第十章 衝出迷霧

許霖說那小販聽到過那男人的聲音,有一天那男子從劉老三那兒離開,和他擦肩而過時不留神兩人撞了一下,那男子說了聲「對不起」就匆匆忙忙地走了,所以他才肯定那人是個男人。

許霖說的這個情況確實很重要。對於劉老三社會關係的排查沒有什麼結果,劉老三的手機通話記錄也很乾淨,歐陽雙傑就曾懷疑過,劉老三與那個人的聯絡方式很可能是最直接也最原始的方式。而最安全的見面地點自然是劉老三的攤兒上。假如那個人直接在攤兒上與劉老三面對面的溝通交流,一般來說誰都不會去留意的。

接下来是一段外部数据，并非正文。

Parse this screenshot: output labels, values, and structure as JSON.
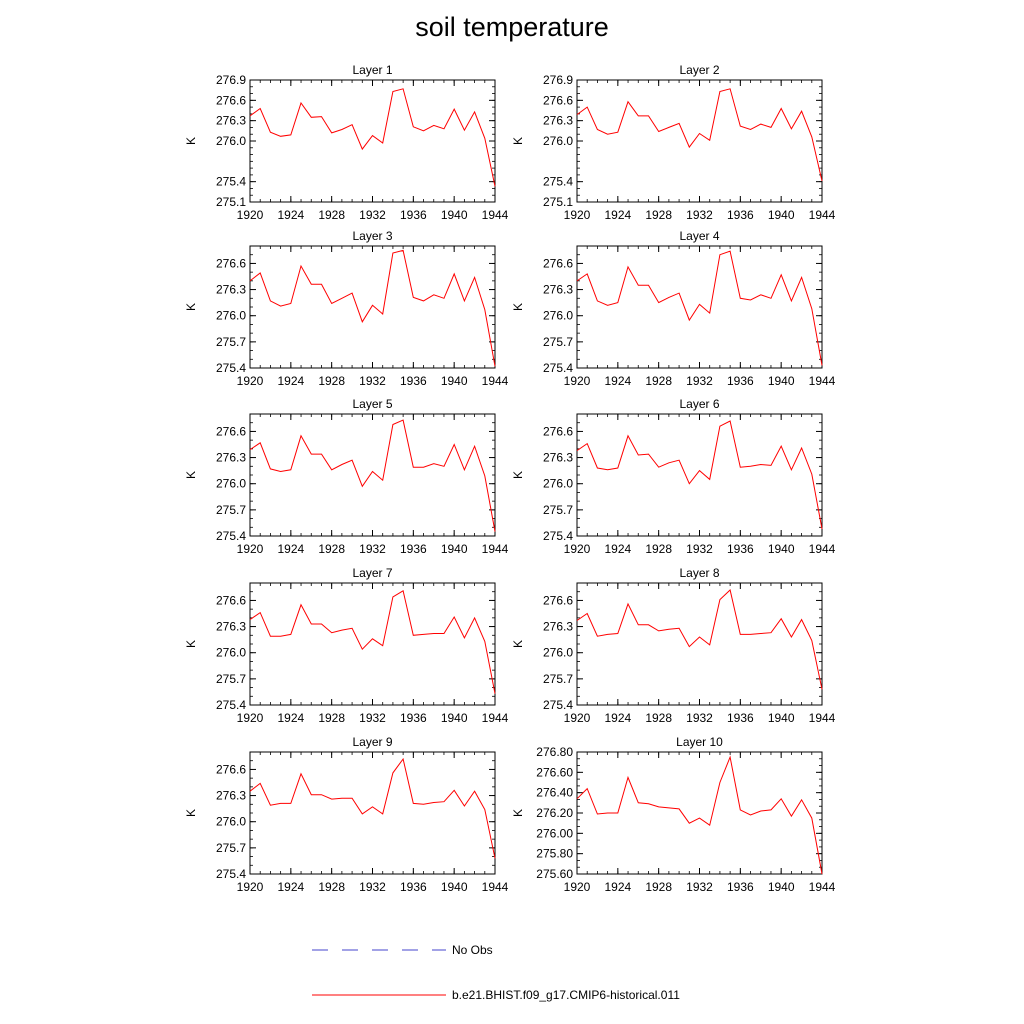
{
  "title": "soil temperature",
  "colors": {
    "model_line": "#ff0000",
    "obs_line": "#4444cc",
    "axis": "#000000"
  },
  "legend": {
    "obs_label": "No Obs",
    "model_label": "b.e21.BHIST.f09_g17.CMIP6-historical.011"
  },
  "chart_data": [
    {
      "type": "line",
      "title": "Layer 1",
      "ylabel": "K",
      "xlabel": "",
      "xlim": [
        1920,
        1944
      ],
      "ylim": [
        275.1,
        276.9
      ],
      "xticks": [
        "1920",
        "1924",
        "1928",
        "1932",
        "1936",
        "1940",
        "1944"
      ],
      "yticks": [
        "275.1",
        "275.4",
        "276.0",
        "276.3",
        "276.6",
        "276.9"
      ],
      "x": [
        1920,
        1921,
        1922,
        1923,
        1924,
        1925,
        1926,
        1927,
        1928,
        1929,
        1930,
        1931,
        1932,
        1933,
        1934,
        1935,
        1936,
        1937,
        1938,
        1939,
        1940,
        1941,
        1942,
        1943,
        1944
      ],
      "series": [
        {
          "values": [
            276.37,
            276.48,
            276.13,
            276.07,
            276.09,
            276.56,
            276.35,
            276.36,
            276.12,
            276.17,
            276.24,
            275.88,
            276.08,
            275.97,
            276.73,
            276.77,
            276.21,
            276.15,
            276.23,
            276.18,
            276.47,
            276.16,
            276.43,
            276.04,
            275.33
          ]
        }
      ]
    },
    {
      "type": "line",
      "title": "Layer 2",
      "ylabel": "K",
      "xlabel": "",
      "xlim": [
        1920,
        1944
      ],
      "ylim": [
        275.1,
        276.9
      ],
      "xticks": [
        "1920",
        "1924",
        "1928",
        "1932",
        "1936",
        "1940",
        "1944"
      ],
      "yticks": [
        "275.1",
        "275.4",
        "276.0",
        "276.3",
        "276.6",
        "276.9"
      ],
      "x": [
        1920,
        1921,
        1922,
        1923,
        1924,
        1925,
        1926,
        1927,
        1928,
        1929,
        1930,
        1931,
        1932,
        1933,
        1934,
        1935,
        1936,
        1937,
        1938,
        1939,
        1940,
        1941,
        1942,
        1943,
        1944
      ],
      "series": [
        {
          "values": [
            276.39,
            276.5,
            276.17,
            276.1,
            276.13,
            276.58,
            276.37,
            276.37,
            276.14,
            276.2,
            276.26,
            275.91,
            276.11,
            276.01,
            276.73,
            276.77,
            276.22,
            276.17,
            276.25,
            276.2,
            276.48,
            276.18,
            276.44,
            276.06,
            275.41
          ]
        }
      ]
    },
    {
      "type": "line",
      "title": "Layer 3",
      "ylabel": "K",
      "xlabel": "",
      "xlim": [
        1920,
        1944
      ],
      "ylim": [
        275.4,
        276.8
      ],
      "xticks": [
        "1920",
        "1924",
        "1928",
        "1932",
        "1936",
        "1940",
        "1944"
      ],
      "yticks": [
        "275.4",
        "275.7",
        "276.0",
        "276.3",
        "276.6"
      ],
      "x": [
        1920,
        1921,
        1922,
        1923,
        1924,
        1925,
        1926,
        1927,
        1928,
        1929,
        1930,
        1931,
        1932,
        1933,
        1934,
        1935,
        1936,
        1937,
        1938,
        1939,
        1940,
        1941,
        1942,
        1943,
        1944
      ],
      "series": [
        {
          "values": [
            276.4,
            276.49,
            276.17,
            276.11,
            276.14,
            276.57,
            276.36,
            276.36,
            276.14,
            276.2,
            276.26,
            275.93,
            276.12,
            276.02,
            276.72,
            276.75,
            276.21,
            276.17,
            276.24,
            276.2,
            276.48,
            276.17,
            276.44,
            276.07,
            275.42
          ]
        }
      ]
    },
    {
      "type": "line",
      "title": "Layer 4",
      "ylabel": "K",
      "xlabel": "",
      "xlim": [
        1920,
        1944
      ],
      "ylim": [
        275.4,
        276.8
      ],
      "xticks": [
        "1920",
        "1924",
        "1928",
        "1932",
        "1936",
        "1940",
        "1944"
      ],
      "yticks": [
        "275.4",
        "275.7",
        "276.0",
        "276.3",
        "276.6"
      ],
      "x": [
        1920,
        1921,
        1922,
        1923,
        1924,
        1925,
        1926,
        1927,
        1928,
        1929,
        1930,
        1931,
        1932,
        1933,
        1934,
        1935,
        1936,
        1937,
        1938,
        1939,
        1940,
        1941,
        1942,
        1943,
        1944
      ],
      "series": [
        {
          "values": [
            276.4,
            276.48,
            276.17,
            276.12,
            276.15,
            276.56,
            276.35,
            276.35,
            276.15,
            276.21,
            276.26,
            275.95,
            276.13,
            276.03,
            276.7,
            276.74,
            276.2,
            276.18,
            276.24,
            276.2,
            276.47,
            276.17,
            276.44,
            276.08,
            275.43
          ]
        }
      ]
    },
    {
      "type": "line",
      "title": "Layer 5",
      "ylabel": "K",
      "xlabel": "",
      "xlim": [
        1920,
        1944
      ],
      "ylim": [
        275.4,
        276.8
      ],
      "xticks": [
        "1920",
        "1924",
        "1928",
        "1932",
        "1936",
        "1940",
        "1944"
      ],
      "yticks": [
        "275.4",
        "275.7",
        "276.0",
        "276.3",
        "276.6"
      ],
      "x": [
        1920,
        1921,
        1922,
        1923,
        1924,
        1925,
        1926,
        1927,
        1928,
        1929,
        1930,
        1931,
        1932,
        1933,
        1934,
        1935,
        1936,
        1937,
        1938,
        1939,
        1940,
        1941,
        1942,
        1943,
        1944
      ],
      "series": [
        {
          "values": [
            276.39,
            276.47,
            276.17,
            276.14,
            276.16,
            276.55,
            276.34,
            276.34,
            276.16,
            276.22,
            276.27,
            275.97,
            276.14,
            276.04,
            276.68,
            276.73,
            276.19,
            276.19,
            276.23,
            276.2,
            276.45,
            276.16,
            276.43,
            276.09,
            275.45
          ]
        }
      ]
    },
    {
      "type": "line",
      "title": "Layer 6",
      "ylabel": "K",
      "xlabel": "",
      "xlim": [
        1920,
        1944
      ],
      "ylim": [
        275.4,
        276.8
      ],
      "xticks": [
        "1920",
        "1924",
        "1928",
        "1932",
        "1936",
        "1940",
        "1944"
      ],
      "yticks": [
        "275.4",
        "275.7",
        "276.0",
        "276.3",
        "276.6"
      ],
      "x": [
        1920,
        1921,
        1922,
        1923,
        1924,
        1925,
        1926,
        1927,
        1928,
        1929,
        1930,
        1931,
        1932,
        1933,
        1934,
        1935,
        1936,
        1937,
        1938,
        1939,
        1940,
        1941,
        1942,
        1943,
        1944
      ],
      "series": [
        {
          "values": [
            276.38,
            276.46,
            276.18,
            276.16,
            276.18,
            276.55,
            276.33,
            276.34,
            276.19,
            276.24,
            276.27,
            276.0,
            276.15,
            276.05,
            276.66,
            276.72,
            276.19,
            276.2,
            276.22,
            276.21,
            276.43,
            276.16,
            276.41,
            276.11,
            275.48
          ]
        }
      ]
    },
    {
      "type": "line",
      "title": "Layer 7",
      "ylabel": "K",
      "xlabel": "",
      "xlim": [
        1920,
        1944
      ],
      "ylim": [
        275.4,
        276.8
      ],
      "xticks": [
        "1920",
        "1924",
        "1928",
        "1932",
        "1936",
        "1940",
        "1944"
      ],
      "yticks": [
        "275.4",
        "275.7",
        "276.0",
        "276.3",
        "276.6"
      ],
      "x": [
        1920,
        1921,
        1922,
        1923,
        1924,
        1925,
        1926,
        1927,
        1928,
        1929,
        1930,
        1931,
        1932,
        1933,
        1934,
        1935,
        1936,
        1937,
        1938,
        1939,
        1940,
        1941,
        1942,
        1943,
        1944
      ],
      "series": [
        {
          "values": [
            276.38,
            276.46,
            276.19,
            276.19,
            276.21,
            276.55,
            276.33,
            276.33,
            276.23,
            276.26,
            276.28,
            276.04,
            276.16,
            276.08,
            276.64,
            276.71,
            276.2,
            276.21,
            276.22,
            276.22,
            276.41,
            276.17,
            276.4,
            276.13,
            275.53
          ]
        }
      ]
    },
    {
      "type": "line",
      "title": "Layer 8",
      "ylabel": "K",
      "xlabel": "",
      "xlim": [
        1920,
        1944
      ],
      "ylim": [
        275.4,
        276.8
      ],
      "xticks": [
        "1920",
        "1924",
        "1928",
        "1932",
        "1936",
        "1940",
        "1944"
      ],
      "yticks": [
        "275.4",
        "275.7",
        "276.0",
        "276.3",
        "276.6"
      ],
      "x": [
        1920,
        1921,
        1922,
        1923,
        1924,
        1925,
        1926,
        1927,
        1928,
        1929,
        1930,
        1931,
        1932,
        1933,
        1934,
        1935,
        1936,
        1937,
        1938,
        1939,
        1940,
        1941,
        1942,
        1943,
        1944
      ],
      "series": [
        {
          "values": [
            276.37,
            276.45,
            276.19,
            276.21,
            276.22,
            276.56,
            276.32,
            276.32,
            276.25,
            276.27,
            276.28,
            276.07,
            276.18,
            276.09,
            276.61,
            276.72,
            276.21,
            276.21,
            276.22,
            276.23,
            276.39,
            276.18,
            276.38,
            276.14,
            275.58
          ]
        }
      ]
    },
    {
      "type": "line",
      "title": "Layer 9",
      "ylabel": "K",
      "xlabel": "",
      "xlim": [
        1920,
        1944
      ],
      "ylim": [
        275.4,
        276.8
      ],
      "xticks": [
        "1920",
        "1924",
        "1928",
        "1932",
        "1936",
        "1940",
        "1944"
      ],
      "yticks": [
        "275.4",
        "275.7",
        "276.0",
        "276.3",
        "276.6"
      ],
      "x": [
        1920,
        1921,
        1922,
        1923,
        1924,
        1925,
        1926,
        1927,
        1928,
        1929,
        1930,
        1931,
        1932,
        1933,
        1934,
        1935,
        1936,
        1937,
        1938,
        1939,
        1940,
        1941,
        1942,
        1943,
        1944
      ],
      "series": [
        {
          "values": [
            276.35,
            276.44,
            276.19,
            276.21,
            276.21,
            276.55,
            276.31,
            276.31,
            276.26,
            276.27,
            276.27,
            276.09,
            276.17,
            276.09,
            276.56,
            276.72,
            276.21,
            276.2,
            276.22,
            276.23,
            276.36,
            276.18,
            276.35,
            276.14,
            275.58
          ]
        }
      ]
    },
    {
      "type": "line",
      "title": "Layer 10",
      "ylabel": "K",
      "xlabel": "",
      "xlim": [
        1920,
        1944
      ],
      "ylim": [
        275.6,
        276.8
      ],
      "xticks": [
        "1920",
        "1924",
        "1928",
        "1932",
        "1936",
        "1940",
        "1944"
      ],
      "yticks": [
        "275.60",
        "275.80",
        "276.00",
        "276.20",
        "276.40",
        "276.60",
        "276.80"
      ],
      "x": [
        1920,
        1921,
        1922,
        1923,
        1924,
        1925,
        1926,
        1927,
        1928,
        1929,
        1930,
        1931,
        1932,
        1933,
        1934,
        1935,
        1936,
        1937,
        1938,
        1939,
        1940,
        1941,
        1942,
        1943,
        1944
      ],
      "series": [
        {
          "values": [
            276.34,
            276.44,
            276.19,
            276.2,
            276.2,
            276.55,
            276.3,
            276.29,
            276.26,
            276.25,
            276.24,
            276.1,
            276.15,
            276.08,
            276.5,
            276.75,
            276.23,
            276.18,
            276.22,
            276.23,
            276.34,
            276.17,
            276.33,
            276.15,
            275.6
          ]
        }
      ]
    }
  ]
}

這個神秘人之所以被那水果商販記住,只是因為他把自己偽裝得太神秘了。不過想要把他找到並不容易,因為誰也沒有見過那個人的真面目。

歐陽雙傑說道:「那人的大致體貌特徵他應該記得吧?」

「身高大約一米七十左右,微胖吧。至於其他的特徵那水果商販還真是記不住了。」

歐陽雙傑說道:「這大概是什麼時候的事情?」

許霖回答道:「應該是兩個月以前的事了,那水果攤販差點都忘記了。」

許霖離開後,歐陽雙傑坐在沙發上發呆,這個神秘人是自己要找的與劉老三合謀的人吧?那麼他會是誰呢?歐陽雙傑讓許霖再去落實清楚,爭取讓那水果攤販回憶起最後幾次那個神秘人去劉老三攤兒上的具體時間。

只要有了具體的時間,再把自己覺得有嫌疑的人逐一拿來比對,就可能確定誰是劉老三的同夥。

劉兵為什麼會死?劉兵曾經是劉老三的徒弟,對劉老三也很是照顧。為什麼劉老三會與人合謀殺了他?應該是劉兵在某件事情上激怒了劉老三,兩人翻臉,然後劉老三伺機報復他,又或者是劉兵發現了什麼秘密,這個秘密威脅到劉老三,出於無奈劉老三也只能做出這樣的選擇。

前者的可能性不大,劉兵和劉老三之間根本就沒有什麼利益上的衝突。倒是後者,劉兵作為劉老三的徒弟,甚至說是劉老三的眼睛也不為過,劉老三任何的動靜都逃不過劉兵的眼睛,掌握對方太多的秘密,劉兵自然就會處於危險之中,丟掉小命只是遲早的事。

歐陽雙傑很想把這個神秘人找出來,可要去哪兒找?劉老三是不會說的;他甚至會給自己提供一些虛假線索,直到把自己繞暈。劉老三一直都在想方設法地誤導警方的調查方向。

王小虎打來電話,他對韓筱筱的丈夫沈冬的尋找還是沒有任何的結果。

他懷疑歐陽雙傑是不是判斷錯了,也許侯曉松臨死那晚見到的人不是沈冬。對於這一點,歐陽雙傑還是堅持自己的看法,侯曉松打電話給侯甄,說看到一個不可能出現的人,除了沈冬他還真想不出應該是誰。

「小虎,我總覺得沈冬應該沒死。」歐陽雙傑堅持說道。

王小虎嘆了口氣:「好吧,我再下點功夫深挖一下。」

掛了電話,歐陽雙傑又想到了韓筱筱,他走到白板面前,寫下韓筱筱和侯曉松的名字,然後在兩人的名字中間寫上「感情」兩個字,打了一個大大的問號。他很想弄明白,兩人之間到底是不是真有感情。雖然這層關係侯甄已經證實,可是侯甄和自己同樣是局外人。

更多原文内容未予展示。